Stand: 16.04.2025 12:40 Uhr

Zahlreiche Energie-Fans reisten vor zehn Tagen per Zug vom Auswärtsspiel in München zurück nach Cottbus. Mitpassagiere erheben schwere Vorwürfe von sexistischen und rassistischen Beleidigungen sowie Drohungen. Auch die Deutsche Bahn wird kritisiert.

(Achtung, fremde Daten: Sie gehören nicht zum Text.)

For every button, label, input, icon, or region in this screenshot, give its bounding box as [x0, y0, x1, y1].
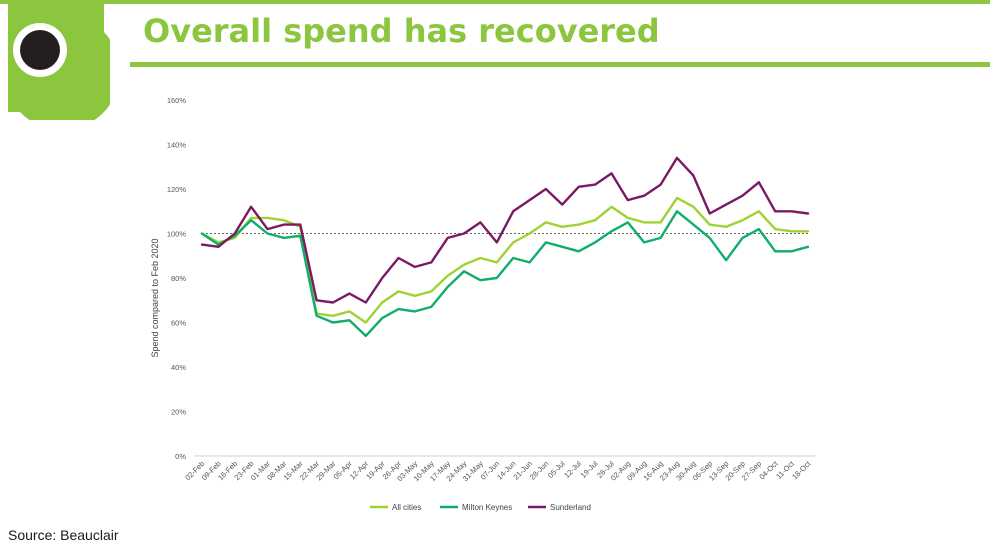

Nach dem Auswärtsspiel bei 1860 München (1:5) Anfang April haben Fans des Fußball-Drittligisten FC Energie Cottbus in einem Zug der Deutschen Bahn offenbar Fahrgäste belästigt, diskriminiert und bedroht. Eine Berliner Passagierin aus dem Zug ICE 1000, der am Samstagabend vor einer Woche von München nach Berlin fuhr, äußerte die Vorwürfe zuerst in den sozialen Medien. Die wurden anschließend in Gesprächen gegenüber rbb|24 von ihr und darüber hinaus auch von weiteren Reisenden bekräftigt.

Schwulen- und frauenfeindliche Äußerungen

Mit sieben Freunden und einer Vielzahl an Fans von Energie Cottbus saß die 24-jährige Jennifer* am Samstag, 5. April im Zug. "Wir haben zuerst an Tattoos und Taschen erkannt, dass sie relativ rechts sind", schildert Jennifer in einem Instagram-Video ihre Beobachtungen zu mehreren Energie-Anhängern. Einige der Personen sollen anschließend angefangen haben, auf den Gängen des Zuges andere Fahrgäste zu beleidigen - unter anderem die achtköpfige, teils minderjährige Gruppe, zu der Jennifer gehört. Das erzählt die Berlinerin rbb|24 in einem Telefongespräch am Dienstag nach der Zugfahrt.
 
Auch Max*, ein weiterer Mitreisender ihrer Gruppe, bestätigt die Vorfälle gegenüber rbb|24. Die Situation sei dann, so schildert es Jennifer, Stück für Stück weiter eskaliert, bis einige der Cottbuser Fans die Gruppe nicht nur verbal bedroht und beleidigt, sondern auch körperlich bedrängt hätten. Laut Max fielen mehrere konkrete schwulen- und frauenfeindliche Äußerungen, ein Fan habe zudem gesagt: "Ich könnte dir jetzt hier ins Gesicht schlagen. Hier ist keine Kamera." Außerdem hätten die Energie-Anhänger Passagiere auf den Gängen angefasst.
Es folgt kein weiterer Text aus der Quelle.